Sec. 9. 35-A MRSA §10103, sub-§2, ¶A,  as enacted by PL 2009, c. 372, Pt. B, §3, is amended to read:

A. The board consists of the following 9 voting members:

(1) The director Director of the Governor's Office of Energy Independence and Security Office;

(2) The director of the Maine State Housing Authority; and

(3) Seven members appointed by the Governor, reviewed by the joint standing committee of the Legislature having jurisdiction over energy matters and approved by the Senate. Among these 7 members must be persons who adequately represent the interests of commercial energy consumers, industrial energy consumers, small business energy consumers, residential energy consumers and low-income energy consumers; among these members must be persons with knowledge of and experience in financial matters and consumer advocacy and who possess substantial management expertise or knowledge of or experience with conservation fund programs, carbon reduction programs or energy efficiency or climate change policy.
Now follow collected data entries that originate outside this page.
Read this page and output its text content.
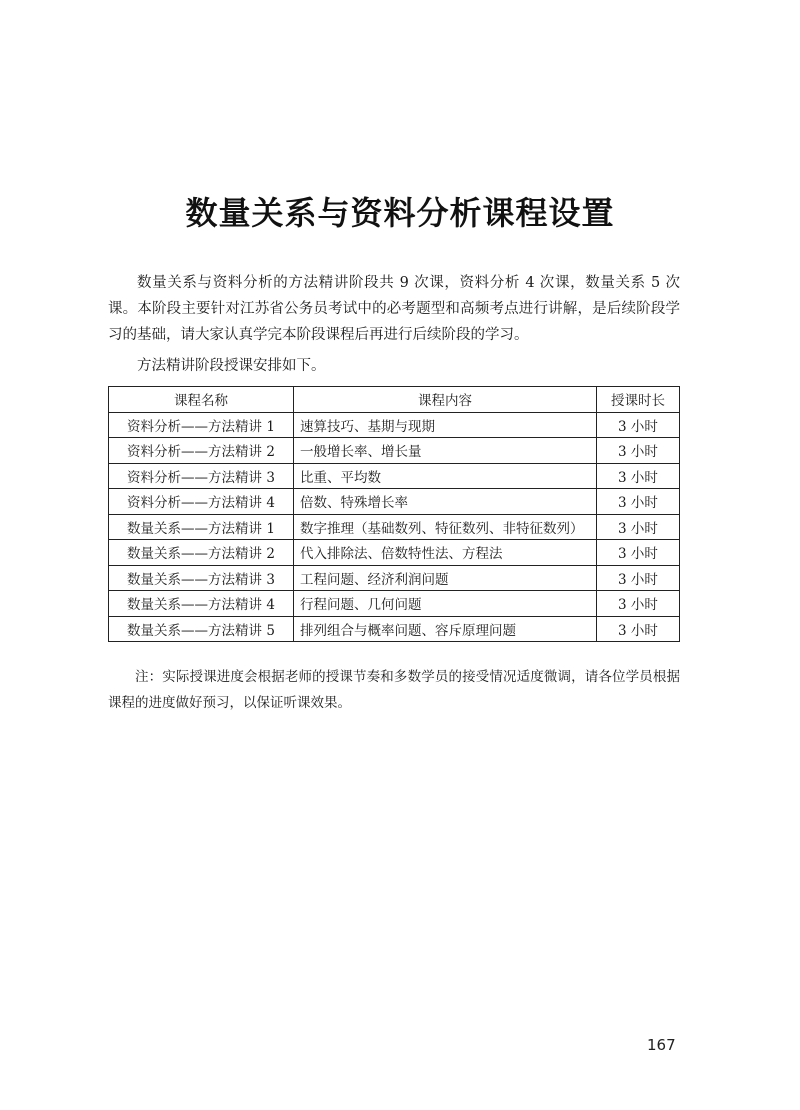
数量关系与资料分析课程设置

数量关系与资料分析的方法精讲阶段共 9 次课，资料分析 4 次课，数量关系 5 次课。本阶段主要针对江苏省公务员考试中的必考题型和高频考点进行讲解，是后续阶段学习的基础，请大家认真学完本阶段课程后再进行后续阶段的学习。

方法精讲阶段授课安排如下。

课程名称	课程内容	授课时长
资料分析——方法精讲 1	速算技巧、基期与现期	3 小时
资料分析——方法精讲 2	一般增长率、增长量	3 小时
资料分析——方法精讲 3	比重、平均数	3 小时
资料分析——方法精讲 4	倍数、特殊增长率	3 小时
数量关系——方法精讲 1	数字推理（基础数列、特征数列、非特征数列）	3 小时
数量关系——方法精讲 2	代入排除法、倍数特性法、方程法	3 小时
数量关系——方法精讲 3	工程问题、经济利润问题	3 小时
数量关系——方法精讲 4	行程问题、几何问题	3 小时
数量关系——方法精讲 5	排列组合与概率问题、容斥原理问题	3 小时

注：实际授课进度会根据老师的授课节奏和多数学员的接受情况适度微调，请各位学员根据课程的进度做好预习，以保证听课效果。

167
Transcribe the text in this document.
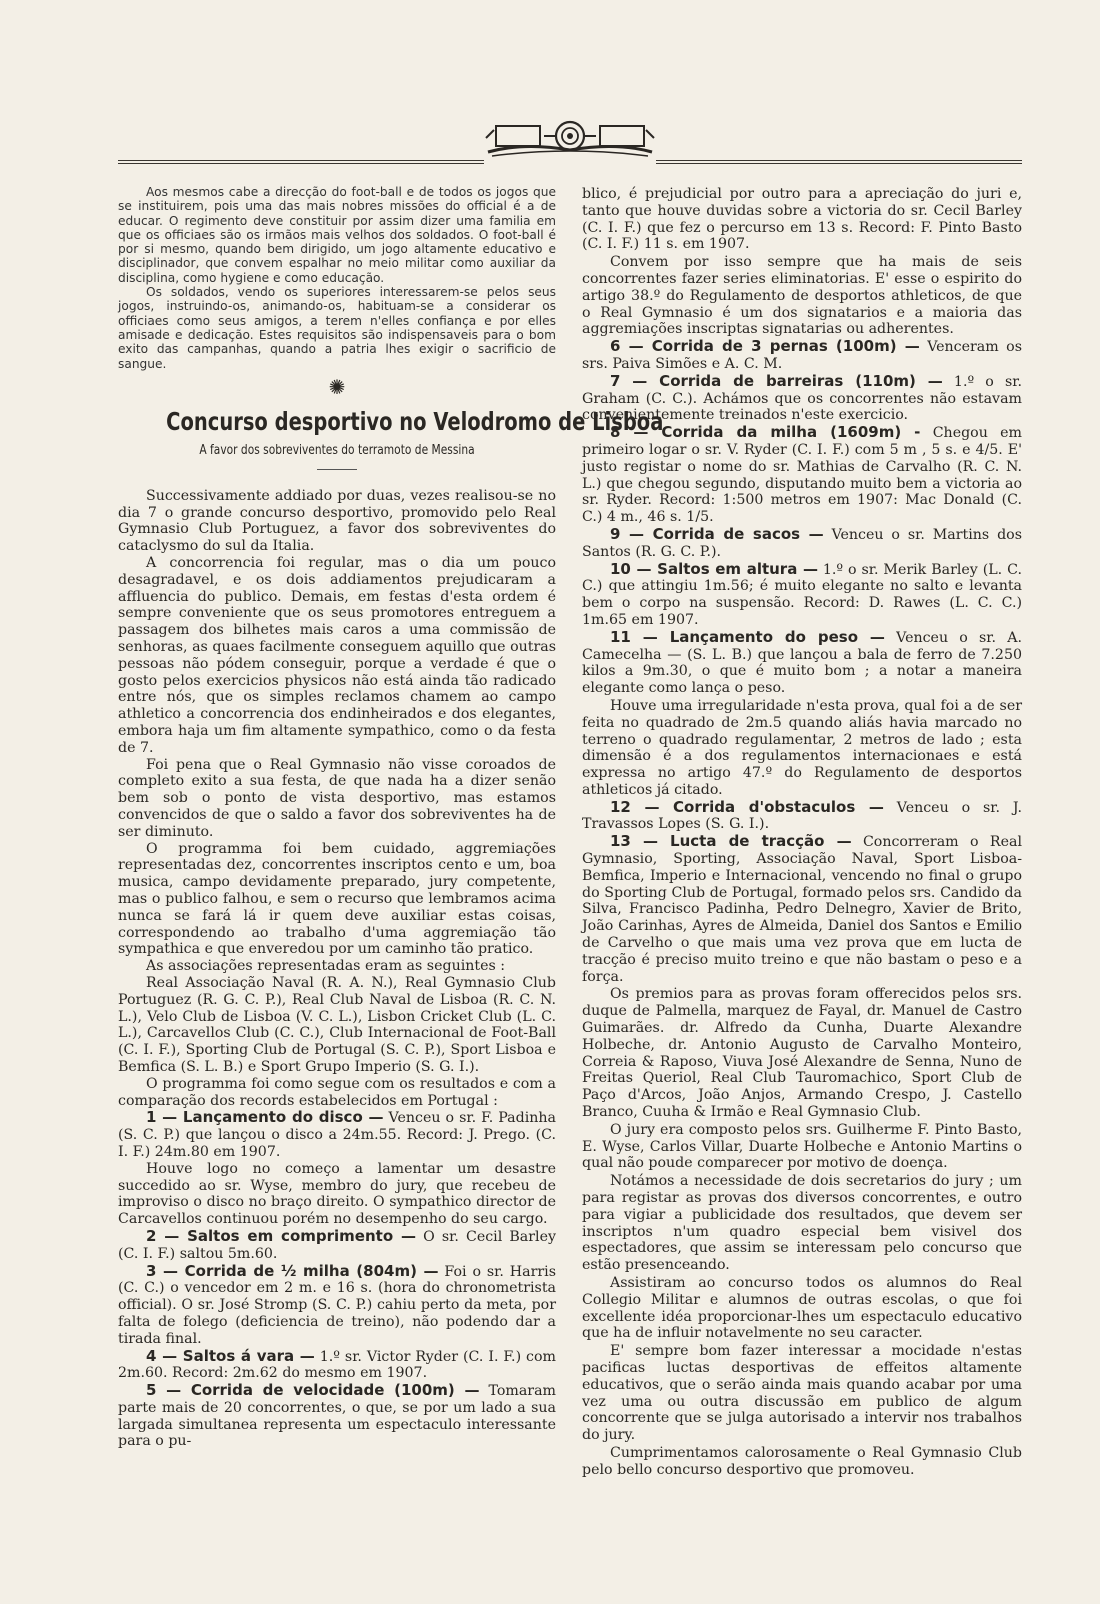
Aos mesmos cabe a direcção do foot-ball e de todos os jogos que se instituirem, pois uma das mais nobres missões do official é a de educar. O regimento deve constituir por assim dizer uma familia em que os officiaes são os irmãos mais velhos dos soldados. O foot-ball é por si mesmo, quando bem dirigido, um jogo altamente educativo e disciplinador, que convem espalhar no meio militar como auxiliar da disciplina, como hygiene e como educação.

Os soldados, vendo os superiores interessarem-se pelos seus jogos, instruindo-os, animando-os, habituam-se a considerar os officiaes como seus amigos, a terem n'elles confiança e por elles amisade e dedicação. Estes requisitos são indispensaveis para o bom exito das campanhas, quando a patria lhes exigir o sacrificio de sangue.

✺
Concurso desportivo no Velodromo de Lisboa
A favor dos sobreviventes do terramoto de Messina

Successivamente addiado por duas, vezes realisou-se no dia 7 o grande concurso desportivo, promovido pelo Real Gymnasio Club Portuguez, a favor dos sobreviventes do cataclysmo do sul da Italia.

A concorrencia foi regular, mas o dia um pouco desagradavel, e os dois addiamentos prejudicaram a affluencia do publico. Demais, em festas d'esta ordem é sempre conveniente que os seus promotores entreguem a passagem dos bilhetes mais caros a uma commissão de senhoras, as quaes facilmente conseguem aquillo que outras pessoas não pódem conseguir, porque a verdade é que o gosto pelos exercicios physicos não está ainda tão radicado entre nós, que os simples reclamos chamem ao campo athletico a concorrencia dos endinheirados e dos elegantes, embora haja um fim altamente sympathico, como o da festa de 7.

Foi pena que o Real Gymnasio não visse coroados de completo exito a sua festa, de que nada ha a dizer senão bem sob o ponto de vista desportivo, mas estamos convencidos de que o saldo a favor dos sobreviventes ha de ser diminuto.

O programma foi bem cuidado, aggremiações representadas dez, concorrentes inscriptos cento e um, boa musica, campo devidamente preparado, jury competente, mas o publico falhou, e sem o recurso que lembramos acima nunca se fará lá ir quem deve auxiliar estas coisas, correspondendo ao trabalho d'uma aggremiação tão sympathica e que enveredou por um caminho tão pratico.

As associações representadas eram as seguintes :

Real Associação Naval (R. A. N.), Real Gymnasio Club Portuguez (R. G. C. P.), Real Club Naval de Lisboa (R. C. N. L.), Velo Club de Lisboa (V. C. L.), Lisbon Cricket Club (L. C. L.), Carcavellos Club (C. C.), Club Internacional de Foot-Ball (C. I. F.), Sporting Club de Portugal (S. C. P.), Sport Lisboa e Bemfica (S. L. B.) e Sport Grupo Imperio (S. G. I.).

O programma foi como segue com os resultados e com a comparação dos records estabelecidos em Portugal :

1 — Lançamento do disco — Venceu o sr. F. Padinha (S. C. P.) que lançou o disco a 24m.55. Record: J. Prego. (C. I. F.) 24m.80 em 1907.

Houve logo no começo a lamentar um desastre succedido ao sr. Wyse, membro do jury, que recebeu de improviso o disco no braço direito. O sympathico director de Carcavellos continuou porém no desempenho do seu cargo.

2 — Saltos em comprimento — O sr. Cecil Barley (C. I. F.) saltou 5m.60.

3 — Corrida de ½ milha (804m) — Foi o sr. Harris (C. C.) o vencedor em 2 m. e 16 s. (hora do chronometrista official). O sr. José Stromp (S. C. P.) cahiu perto da meta, por falta de folego (deficiencia de treino), não podendo dar a tirada final.

4 — Saltos á vara — 1.º sr. Victor Ryder (C. I. F.) com 2m.60. Record: 2m.62 do mesmo em 1907.

5 — Corrida de velocidade (100m) — Tomaram parte mais de 20 concorrentes, o que, se por um lado a sua largada simultanea representa um espectaculo interessante para o pu-

blico, é prejudicial por outro para a apreciação do juri e, tanto que houve duvidas sobre a victoria do sr. Cecil Barley (C. I. F.) que fez o percurso em 13 s. Record: F. Pinto Basto (C. I. F.) 11 s. em 1907.

Convem por isso sempre que ha mais de seis concorrentes fazer series eliminatorias. E' esse o espirito do artigo 38.º do Regulamento de desportos athleticos, de que o Real Gymnasio é um dos signatarios e a maioria das aggremiações inscriptas signatarias ou adherentes.

6 — Corrida de 3 pernas (100m) — Venceram os srs. Paiva Simões e A. C. M.

7 — Corrida de barreiras (110m) — 1.º o sr. Graham (C. C.). Achámos que os concorrentes não estavam convenientemente treinados n'este exercicio.

8 — Corrida da milha (1609m) - Chegou em primeiro logar o sr. V. Ryder (C. I. F.) com 5 m , 5 s. e 4/5. E' justo registar o nome do sr. Mathias de Carvalho (R. C. N. L.) que chegou segundo, disputando muito bem a victoria ao sr. Ryder. Record: 1:500 metros em 1907: Mac Donald (C. C.) 4 m., 46 s. 1/5.

9 — Corrida de sacos — Venceu o sr. Martins dos Santos (R. G. C. P.).

10 — Saltos em altura — 1.º o sr. Merik Barley (L. C. C.) que attingiu 1m.56; é muito elegante no salto e levanta bem o corpo na suspensão. Record: D. Rawes (L. C. C.) 1m.65 em 1907.

11 — Lançamento do peso — Venceu o sr. A. Camecelha — (S. L. B.) que lançou a bala de ferro de 7.250 kilos a 9m.30, o que é muito bom ; a notar a maneira elegante como lança o peso.

Houve uma irregularidade n'esta prova, qual foi a de ser feita no quadrado de 2m.5 quando aliás havia marcado no terreno o quadrado regulamentar, 2 metros de lado ; esta dimensão é a dos regulamentos internacionaes e está expressa no artigo 47.º do Regulamento de desportos athleticos já citado.

12 — Corrida d'obstaculos — Venceu o sr. J. Travassos Lopes (S. G. I.).

13 — Lucta de tracção — Concorreram o Real Gymnasio, Sporting, Associação Naval, Sport Lisboa-Bemfica, Imperio e Internacional, vencendo no final o grupo do Sporting Club de Portugal, formado pelos srs. Candido da Silva, Francisco Padinha, Pedro Delnegro, Xavier de Brito, João Carinhas, Ayres de Almeida, Daniel dos Santos e Emilio de Carvelho o que mais uma vez prova que em lucta de tracção é preciso muito treino e que não bastam o peso e a força.

Os premios para as provas foram offerecidos pelos srs. duque de Palmella, marquez de Fayal, dr. Manuel de Castro Guimarães. dr. Alfredo da Cunha, Duarte Alexandre Holbeche, dr. Antonio Augusto de Carvalho Monteiro, Correia & Raposo, Viuva José Alexandre de Senna, Nuno de Freitas Queriol, Real Club Tauromachico, Sport Club de Paço d'Arcos, João Anjos, Armando Crespo, J. Castello Branco, Cuuha & Irmão e Real Gymnasio Club.

O jury era composto pelos srs. Guilherme F. Pinto Basto, E. Wyse, Carlos Villar, Duarte Holbeche e Antonio Martins o qual não poude comparecer por motivo de doença.

Notámos a necessidade de dois secretarios do jury ; um para registar as provas dos diversos concorrentes, e outro para vigiar a publicidade dos resultados, que devem ser inscriptos n'um quadro especial bem visivel dos espectadores, que assim se interessam pelo concurso que estão presenceando.

Assistiram ao concurso todos os alumnos do Real Collegio Militar e alumnos de outras escolas, o que foi excellente idéa proporcionar-lhes um espectaculo educativo que ha de influir notavelmente no seu caracter.

E' sempre bom fazer interessar a mocidade n'estas pacificas luctas desportivas de effeitos altamente educativos, que o serão ainda mais quando acabar por uma vez uma ou outra discussão em publico de algum concorrente que se julga autorisado a intervir nos trabalhos do jury.

Cumprimentamos calorosamente o Real Gymnasio Club pelo bello concurso desportivo que promoveu.
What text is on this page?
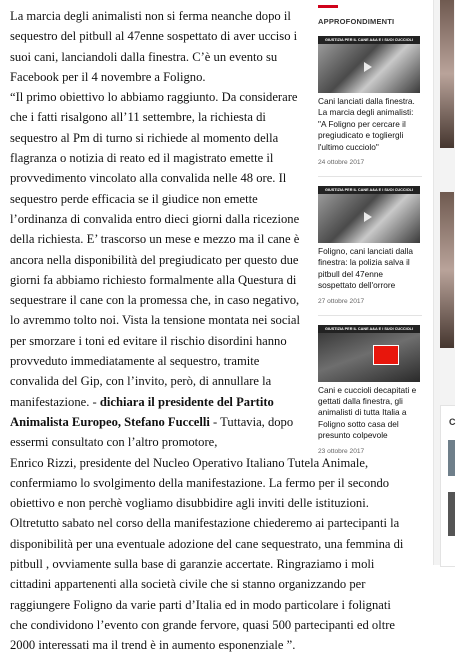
La marcia degli animalisti non si ferma neanche dopo il sequestro del pitbull al 47enne sospettato di aver ucciso i suoi cani, lanciandoli dalla finestra. C’è un evento su Facebook per il 4 novembre a Foligno.

“Il primo obiettivo lo abbiamo raggiunto. Da considerare che i fatti risalgono all’11 settembre, la richiesta di sequestro al Pm di turno si richiede al momento della flagranza o notizia di reato ed il magistrato emette il provvedimento vincolato alla convalida nelle 48 ore. Il sequestro perde efficacia se il giudice non emette l’ordinanza di convalida entro dieci giorni dalla ricezione della richiesta. E’ trascorso un mese e mezzo ma il cane è ancora nella disponibilità del pregiudicato per questo due giorni fa abbiamo richiesto formalmente alla Questura di sequestrare il cane con la promessa che, in caso negativo, lo avremmo tolto noi. Vista la tensione montata nei social per smorzare i toni ed evitare il rischio disordini hanno provveduto immediatamente al sequestro, tramite convalida del Gip, con l’invito, però, di annullare la manifestazione. - dichiara il presidente del Partito Animalista Europeo, Stefano Fuccelli - Tuttavia, dopo essermi consultato con l’altro promotore,

Enrico Rizzi, presidente del Nucleo Operativo Italiano Tutela Animale, confermiamo lo svolgimento della manifestazione. La fermo per il secondo obiettivo e non perchè vogliamo disubbidire agli inviti delle istituzioni. Oltretutto sabato nel corso della manifestazione chiederemo ai partecipanti la disponibilità per una eventuale adozione del cane sequestrato, una femmina di pitbull , ovviamente sulla base di garanzie accertate. Ringraziamo i moli cittadini appartenenti alla società civile che si stanno organizzando per raggiungere Foligno da varie parti d’Italia ed in modo particolare i folignati che condividono l’evento con grande fervore, quasi 500 partecipanti ed oltre 2000 interessati ma il trend è in aumento esponenziale ”.

APPROFONDIMENTI
GIUSTIZIA PER IL CANE A&A E I SUOI CUCCIOLI
Cani lanciati dalla finestra. La marcia degli animalisti: "A Foligno per cercare il pregiudicato e togliergli l'ultimo cucciolo"
24 ottobre 2017
GIUSTIZIA PER IL CANE A&A E I SUOI CUCCIOLI
Foligno, cani lanciati dalla finestra: la polizia salva il pitbull del 47enne sospettato dell'orrore
27 ottobre 2017
GIUSTIZIA PER IL CANE A&A E I SUOI CUCCIOLI
Cani e cuccioli decapitati e gettati dalla finestra, gli animalisti di tutta Italia a Foligno sotto casa del presunto colpevole
23 ottobre 2017
C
The requirements of this subparagraph may be met through the appointment of one or more persons who satisfy more than one of the requirements, as long as at any one time the 7 members include among them members who adequately represent the identified interests and who posses possess the required knowledge, expertise and experience.

Appointed trustees serve 3-year terms. If an appointed trustee is unable to complete the term, the Governor shall appoint a replacement for the remainder of the unexpired term.

summary

This bill changes the name of the Governor's Office of Energy Independence and Security to the Governor's Energy Office. The bill also fixes cross-references to reflect the name change.